Previous studies have demonstrated that increased intracellular calcium, depletion of glycogen, and suppressed hepatocellular division resulting in progression of hepatic lesion without recovery are associated with chlordecone (CD)-potentiated CCl 4 hepatotoxicity. Since these phenomena are indicative of compromised hepatic energy status, the present studies were designed to investigate this possibility. Neither hepatic ATP content nor mitochondrial Mg 2+-ATPase was altered significantly in rats maintained on diets contaminated with either CD (10 ppm), mirex (10 ppm) or phenobarbital (PB; 225 ppm) alone for 15 days. Similarly, CCl 4 (100 μL/kg) administration alone did not alter hepatic ATP levels or mitochondrial Mg 2+-ATPase activity in rats maintained on a normal diet. However, CCl 4 administration to CD pretreated rats resulted in significantly decreased hepatic ATP content as early as 1 hr (36%), and this decrease was irreversibly progressive with time (81% at 6 hr).
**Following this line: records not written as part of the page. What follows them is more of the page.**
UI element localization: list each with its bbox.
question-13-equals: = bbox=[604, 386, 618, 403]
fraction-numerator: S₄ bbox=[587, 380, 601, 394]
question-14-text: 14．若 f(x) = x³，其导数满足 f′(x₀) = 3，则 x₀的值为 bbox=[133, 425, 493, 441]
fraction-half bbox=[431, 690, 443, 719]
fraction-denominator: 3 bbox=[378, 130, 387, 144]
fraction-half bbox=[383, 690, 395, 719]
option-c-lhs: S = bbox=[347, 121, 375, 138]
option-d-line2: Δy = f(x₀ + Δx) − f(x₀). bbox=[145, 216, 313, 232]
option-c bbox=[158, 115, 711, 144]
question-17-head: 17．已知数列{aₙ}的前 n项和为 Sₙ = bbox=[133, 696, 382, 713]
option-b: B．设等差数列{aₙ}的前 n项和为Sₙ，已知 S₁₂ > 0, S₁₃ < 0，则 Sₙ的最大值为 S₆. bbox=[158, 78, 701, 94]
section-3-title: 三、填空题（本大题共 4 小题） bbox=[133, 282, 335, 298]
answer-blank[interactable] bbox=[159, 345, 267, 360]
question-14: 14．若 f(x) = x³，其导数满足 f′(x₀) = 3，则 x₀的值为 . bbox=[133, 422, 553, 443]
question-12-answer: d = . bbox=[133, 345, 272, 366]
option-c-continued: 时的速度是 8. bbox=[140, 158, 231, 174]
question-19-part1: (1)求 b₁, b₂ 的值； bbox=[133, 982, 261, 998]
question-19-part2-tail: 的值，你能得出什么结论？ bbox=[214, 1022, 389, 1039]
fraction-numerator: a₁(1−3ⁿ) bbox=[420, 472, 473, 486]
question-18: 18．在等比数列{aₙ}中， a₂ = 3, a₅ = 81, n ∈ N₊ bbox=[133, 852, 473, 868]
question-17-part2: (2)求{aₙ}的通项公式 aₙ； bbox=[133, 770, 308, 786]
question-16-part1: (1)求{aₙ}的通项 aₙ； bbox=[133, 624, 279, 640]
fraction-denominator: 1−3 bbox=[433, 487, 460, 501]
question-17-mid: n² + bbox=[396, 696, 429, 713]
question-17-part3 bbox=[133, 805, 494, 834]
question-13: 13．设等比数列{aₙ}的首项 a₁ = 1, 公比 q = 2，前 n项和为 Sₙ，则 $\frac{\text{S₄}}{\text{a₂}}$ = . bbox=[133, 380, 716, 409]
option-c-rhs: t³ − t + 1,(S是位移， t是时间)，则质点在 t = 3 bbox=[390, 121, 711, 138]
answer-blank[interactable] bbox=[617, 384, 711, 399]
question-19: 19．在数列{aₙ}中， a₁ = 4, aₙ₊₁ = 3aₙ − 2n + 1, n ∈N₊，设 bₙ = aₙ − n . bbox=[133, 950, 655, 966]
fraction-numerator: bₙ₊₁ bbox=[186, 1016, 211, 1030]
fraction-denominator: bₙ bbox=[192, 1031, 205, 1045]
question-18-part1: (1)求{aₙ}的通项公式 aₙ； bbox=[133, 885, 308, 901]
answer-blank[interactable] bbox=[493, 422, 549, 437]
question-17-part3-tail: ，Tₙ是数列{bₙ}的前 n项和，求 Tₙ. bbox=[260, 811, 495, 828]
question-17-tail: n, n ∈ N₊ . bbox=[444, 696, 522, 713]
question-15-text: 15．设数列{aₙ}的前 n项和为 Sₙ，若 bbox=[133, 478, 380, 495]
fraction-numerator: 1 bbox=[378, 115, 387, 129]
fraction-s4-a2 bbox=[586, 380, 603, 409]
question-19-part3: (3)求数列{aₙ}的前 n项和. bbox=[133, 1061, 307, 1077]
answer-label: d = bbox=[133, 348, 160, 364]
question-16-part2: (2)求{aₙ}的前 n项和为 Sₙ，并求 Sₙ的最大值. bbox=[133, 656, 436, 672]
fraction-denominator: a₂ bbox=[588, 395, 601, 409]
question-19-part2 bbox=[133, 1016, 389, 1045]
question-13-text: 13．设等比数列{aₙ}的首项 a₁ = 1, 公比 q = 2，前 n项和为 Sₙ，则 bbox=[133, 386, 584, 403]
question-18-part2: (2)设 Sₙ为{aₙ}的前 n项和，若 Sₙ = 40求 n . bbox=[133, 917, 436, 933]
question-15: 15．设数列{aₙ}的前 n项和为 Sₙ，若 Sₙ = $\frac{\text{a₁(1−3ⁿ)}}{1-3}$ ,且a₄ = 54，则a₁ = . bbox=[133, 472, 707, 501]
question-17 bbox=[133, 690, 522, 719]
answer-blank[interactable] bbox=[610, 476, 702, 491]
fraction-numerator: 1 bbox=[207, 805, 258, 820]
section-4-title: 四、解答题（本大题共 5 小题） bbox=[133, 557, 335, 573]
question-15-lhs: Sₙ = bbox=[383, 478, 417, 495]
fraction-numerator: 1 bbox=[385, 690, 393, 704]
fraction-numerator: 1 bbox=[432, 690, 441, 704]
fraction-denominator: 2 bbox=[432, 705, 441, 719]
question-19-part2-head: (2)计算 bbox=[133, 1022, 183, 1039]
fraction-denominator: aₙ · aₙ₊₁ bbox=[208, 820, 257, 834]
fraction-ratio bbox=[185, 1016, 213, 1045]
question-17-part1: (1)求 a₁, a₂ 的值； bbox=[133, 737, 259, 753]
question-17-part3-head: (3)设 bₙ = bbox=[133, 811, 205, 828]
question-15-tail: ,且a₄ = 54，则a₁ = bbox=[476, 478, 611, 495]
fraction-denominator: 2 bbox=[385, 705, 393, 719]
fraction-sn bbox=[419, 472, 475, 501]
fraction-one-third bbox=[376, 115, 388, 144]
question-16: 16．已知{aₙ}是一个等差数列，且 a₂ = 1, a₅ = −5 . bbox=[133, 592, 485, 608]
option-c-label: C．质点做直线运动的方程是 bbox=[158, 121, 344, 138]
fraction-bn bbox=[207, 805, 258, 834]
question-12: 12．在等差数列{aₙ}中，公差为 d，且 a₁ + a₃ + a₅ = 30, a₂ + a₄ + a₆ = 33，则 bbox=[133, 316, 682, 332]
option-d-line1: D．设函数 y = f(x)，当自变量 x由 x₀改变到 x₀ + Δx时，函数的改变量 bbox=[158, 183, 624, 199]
Oligomycin-sensitive Mg 2+-ATPase was decreased significantly only starting at 6 hr (21%) after CCl 4 administration, indicating that depletion of ATP at early time points was most likely due to rapid utilization consequent to toxic events. CCl 4 administration to mirex or PB pretreated rats resulted in a smaller decrease in ATP levels (18–24%) only at 24 hr, returning to normal levels by 36–48 hr, in accord with rapid recovery from limited liver injury. These findings indicate that CCl 4 administration to CD but not to PB or mirex pretreated rats results in a severely compromised energy status of the liver. The progressive and early depletion of liver ATP and the inhibition of Mg 2+-ATPase in CD + CCl 4 treated rats indicate the association of compromised energy status with altered Ca 2+ homeostasis, depletion of glycogen, and suppressed cell division in CD-potentiated CCl 4 toxicity.